PDFs have a lot of usability problems (as Mike Hughes observed). My main complaint is that it is time-consuming to page through 200 pages using Adobe Reader.  I’m not saying .epub or .prc are significantly better.  But after you open  a PDF, you constantly need to use the Zoom feature and click the next/back buttons to get the Reader to look as it should.  Contrast that to hypertext like wikipedia or Discovery of Global Warming which invite you to browse inside and explore the document more deeply.  When you explore a PDF, you are progressing in a linear fashion instead of jumping around. Maybe for other scientists (who are motivated to read the whole thing regardless of format), this is not an issue. But a web surfer used to clicking on links will have problems staying within a single document  without clicking around.

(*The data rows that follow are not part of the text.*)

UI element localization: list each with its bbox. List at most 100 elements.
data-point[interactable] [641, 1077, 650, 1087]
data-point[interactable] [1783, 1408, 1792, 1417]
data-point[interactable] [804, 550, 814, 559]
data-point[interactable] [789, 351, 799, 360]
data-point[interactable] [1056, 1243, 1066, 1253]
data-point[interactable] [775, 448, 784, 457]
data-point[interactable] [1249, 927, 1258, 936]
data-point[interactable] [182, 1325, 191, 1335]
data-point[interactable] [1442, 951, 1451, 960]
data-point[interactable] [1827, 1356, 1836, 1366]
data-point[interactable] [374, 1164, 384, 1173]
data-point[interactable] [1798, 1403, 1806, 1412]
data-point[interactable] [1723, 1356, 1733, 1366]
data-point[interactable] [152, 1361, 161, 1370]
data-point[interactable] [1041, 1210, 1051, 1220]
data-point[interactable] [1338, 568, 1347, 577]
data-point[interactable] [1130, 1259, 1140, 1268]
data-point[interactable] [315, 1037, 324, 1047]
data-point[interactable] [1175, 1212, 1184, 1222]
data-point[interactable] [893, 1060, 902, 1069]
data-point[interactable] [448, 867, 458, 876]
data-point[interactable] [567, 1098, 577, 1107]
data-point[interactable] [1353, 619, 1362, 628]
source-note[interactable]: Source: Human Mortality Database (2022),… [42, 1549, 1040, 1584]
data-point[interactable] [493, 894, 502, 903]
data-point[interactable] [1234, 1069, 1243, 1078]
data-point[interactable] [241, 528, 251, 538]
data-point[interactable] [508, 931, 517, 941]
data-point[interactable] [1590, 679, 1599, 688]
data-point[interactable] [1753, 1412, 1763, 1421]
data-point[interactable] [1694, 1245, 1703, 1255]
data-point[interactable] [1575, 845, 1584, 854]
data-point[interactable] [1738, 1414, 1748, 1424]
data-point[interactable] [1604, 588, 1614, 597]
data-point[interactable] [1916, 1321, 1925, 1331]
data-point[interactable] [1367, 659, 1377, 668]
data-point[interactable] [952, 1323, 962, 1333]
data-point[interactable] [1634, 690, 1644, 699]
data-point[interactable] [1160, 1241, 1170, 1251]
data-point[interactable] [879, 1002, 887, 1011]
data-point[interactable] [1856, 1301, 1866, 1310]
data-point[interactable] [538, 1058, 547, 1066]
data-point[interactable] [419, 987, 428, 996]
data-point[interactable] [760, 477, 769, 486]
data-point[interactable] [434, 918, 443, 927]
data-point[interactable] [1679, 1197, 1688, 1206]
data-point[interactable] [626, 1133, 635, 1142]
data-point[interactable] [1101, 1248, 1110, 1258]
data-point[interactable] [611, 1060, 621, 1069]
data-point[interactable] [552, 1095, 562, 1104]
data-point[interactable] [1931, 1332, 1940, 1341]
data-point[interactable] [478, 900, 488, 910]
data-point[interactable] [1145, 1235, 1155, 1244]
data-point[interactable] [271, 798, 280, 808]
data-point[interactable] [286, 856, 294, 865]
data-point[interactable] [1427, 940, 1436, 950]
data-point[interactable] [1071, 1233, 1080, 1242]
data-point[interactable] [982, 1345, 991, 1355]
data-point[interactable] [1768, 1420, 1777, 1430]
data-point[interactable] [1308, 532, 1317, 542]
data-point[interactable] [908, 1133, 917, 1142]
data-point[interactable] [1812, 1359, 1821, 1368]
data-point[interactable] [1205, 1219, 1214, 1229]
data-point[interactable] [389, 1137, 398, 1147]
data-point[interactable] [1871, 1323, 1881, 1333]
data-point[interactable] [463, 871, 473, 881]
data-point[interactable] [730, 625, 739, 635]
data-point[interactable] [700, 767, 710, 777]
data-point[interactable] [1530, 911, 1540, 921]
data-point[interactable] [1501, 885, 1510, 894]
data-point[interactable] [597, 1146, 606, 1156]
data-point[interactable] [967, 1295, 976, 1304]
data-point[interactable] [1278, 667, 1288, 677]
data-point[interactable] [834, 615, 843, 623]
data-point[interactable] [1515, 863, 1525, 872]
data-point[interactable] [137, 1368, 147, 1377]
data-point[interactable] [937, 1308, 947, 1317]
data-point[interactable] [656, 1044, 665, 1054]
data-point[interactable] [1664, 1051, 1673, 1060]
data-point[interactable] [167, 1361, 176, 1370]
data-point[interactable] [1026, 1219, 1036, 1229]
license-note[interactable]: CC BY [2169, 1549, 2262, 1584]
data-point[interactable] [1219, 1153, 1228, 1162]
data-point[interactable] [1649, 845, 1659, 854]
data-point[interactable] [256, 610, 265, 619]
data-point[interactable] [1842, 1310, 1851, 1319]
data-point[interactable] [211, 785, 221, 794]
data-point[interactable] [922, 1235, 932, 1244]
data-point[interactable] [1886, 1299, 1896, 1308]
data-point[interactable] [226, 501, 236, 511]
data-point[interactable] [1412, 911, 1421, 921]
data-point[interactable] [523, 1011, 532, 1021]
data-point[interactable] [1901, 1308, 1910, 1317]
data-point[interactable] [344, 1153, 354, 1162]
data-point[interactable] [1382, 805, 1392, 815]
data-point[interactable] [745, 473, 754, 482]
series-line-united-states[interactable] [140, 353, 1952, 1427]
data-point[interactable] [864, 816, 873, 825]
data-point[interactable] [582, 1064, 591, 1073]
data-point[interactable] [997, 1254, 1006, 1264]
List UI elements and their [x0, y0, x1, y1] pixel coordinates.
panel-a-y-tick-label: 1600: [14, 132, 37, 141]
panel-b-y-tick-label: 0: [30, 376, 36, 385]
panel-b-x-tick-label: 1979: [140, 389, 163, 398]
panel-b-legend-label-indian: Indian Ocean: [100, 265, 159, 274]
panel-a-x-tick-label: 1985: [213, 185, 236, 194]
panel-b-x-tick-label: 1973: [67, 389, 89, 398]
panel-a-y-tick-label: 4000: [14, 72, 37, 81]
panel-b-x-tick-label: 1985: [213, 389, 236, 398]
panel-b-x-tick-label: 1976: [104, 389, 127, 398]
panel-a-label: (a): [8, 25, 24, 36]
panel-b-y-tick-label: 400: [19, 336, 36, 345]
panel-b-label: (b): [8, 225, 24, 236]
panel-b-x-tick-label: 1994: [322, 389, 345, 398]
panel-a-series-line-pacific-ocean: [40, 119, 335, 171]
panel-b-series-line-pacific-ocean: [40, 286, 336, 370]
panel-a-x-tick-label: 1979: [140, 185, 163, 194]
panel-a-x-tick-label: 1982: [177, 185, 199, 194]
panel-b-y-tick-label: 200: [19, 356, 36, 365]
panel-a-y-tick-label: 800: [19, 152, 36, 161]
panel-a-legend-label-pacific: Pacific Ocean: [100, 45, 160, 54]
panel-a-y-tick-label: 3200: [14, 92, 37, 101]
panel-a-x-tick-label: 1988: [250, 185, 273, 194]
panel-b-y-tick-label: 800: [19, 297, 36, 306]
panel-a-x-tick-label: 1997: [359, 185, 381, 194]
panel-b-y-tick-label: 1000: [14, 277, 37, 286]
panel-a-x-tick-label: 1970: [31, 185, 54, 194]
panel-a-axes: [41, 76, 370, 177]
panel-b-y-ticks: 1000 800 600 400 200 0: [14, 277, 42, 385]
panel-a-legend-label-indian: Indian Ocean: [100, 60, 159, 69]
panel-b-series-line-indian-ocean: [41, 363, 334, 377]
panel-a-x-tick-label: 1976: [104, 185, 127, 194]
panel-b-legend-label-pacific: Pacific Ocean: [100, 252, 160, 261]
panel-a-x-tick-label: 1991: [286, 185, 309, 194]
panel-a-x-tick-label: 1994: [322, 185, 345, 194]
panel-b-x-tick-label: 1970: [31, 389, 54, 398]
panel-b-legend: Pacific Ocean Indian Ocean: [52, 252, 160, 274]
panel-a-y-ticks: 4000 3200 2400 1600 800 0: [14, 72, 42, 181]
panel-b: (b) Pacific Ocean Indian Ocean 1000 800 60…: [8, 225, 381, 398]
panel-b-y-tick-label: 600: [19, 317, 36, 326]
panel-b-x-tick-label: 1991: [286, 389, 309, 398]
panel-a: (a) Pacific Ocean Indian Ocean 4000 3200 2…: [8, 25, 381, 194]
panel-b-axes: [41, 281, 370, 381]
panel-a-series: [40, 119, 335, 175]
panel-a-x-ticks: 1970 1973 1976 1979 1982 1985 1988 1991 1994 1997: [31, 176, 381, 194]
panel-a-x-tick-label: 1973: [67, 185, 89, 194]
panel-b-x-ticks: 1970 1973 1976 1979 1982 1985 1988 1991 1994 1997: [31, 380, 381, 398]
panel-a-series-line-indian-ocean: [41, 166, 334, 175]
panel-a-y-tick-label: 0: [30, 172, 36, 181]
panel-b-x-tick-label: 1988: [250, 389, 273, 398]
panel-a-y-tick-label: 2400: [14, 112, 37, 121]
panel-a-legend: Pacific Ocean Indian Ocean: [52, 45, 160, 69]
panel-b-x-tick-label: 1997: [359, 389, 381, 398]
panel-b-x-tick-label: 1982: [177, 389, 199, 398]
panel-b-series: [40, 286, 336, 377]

I suspect that accessibility guidelines might determine the preference of government bodies for PDF formatting.  PDFs are generally considered to be more accessible (especially for the vision-impaired). The problem is that to fully digest the information from the report, you have to print it out (and I know that is the last thing climate scientists want readers to do). These sort of government reports are therefore cumbersome to read. Good for finding specific information or going to a specific chapter, but awkward and sluggish for normal reading.

I will be the first to admit that the scientists who wrote this report have more pressing things on their minds than document formats. But producing these large PDF files without having a strategy to make them readable  online only ensures that their impact on the public will be limited. 

Question: If the US government were to issue guidelines  about document formatting to facilitate reading on ebook devices, what  should these guidelines be?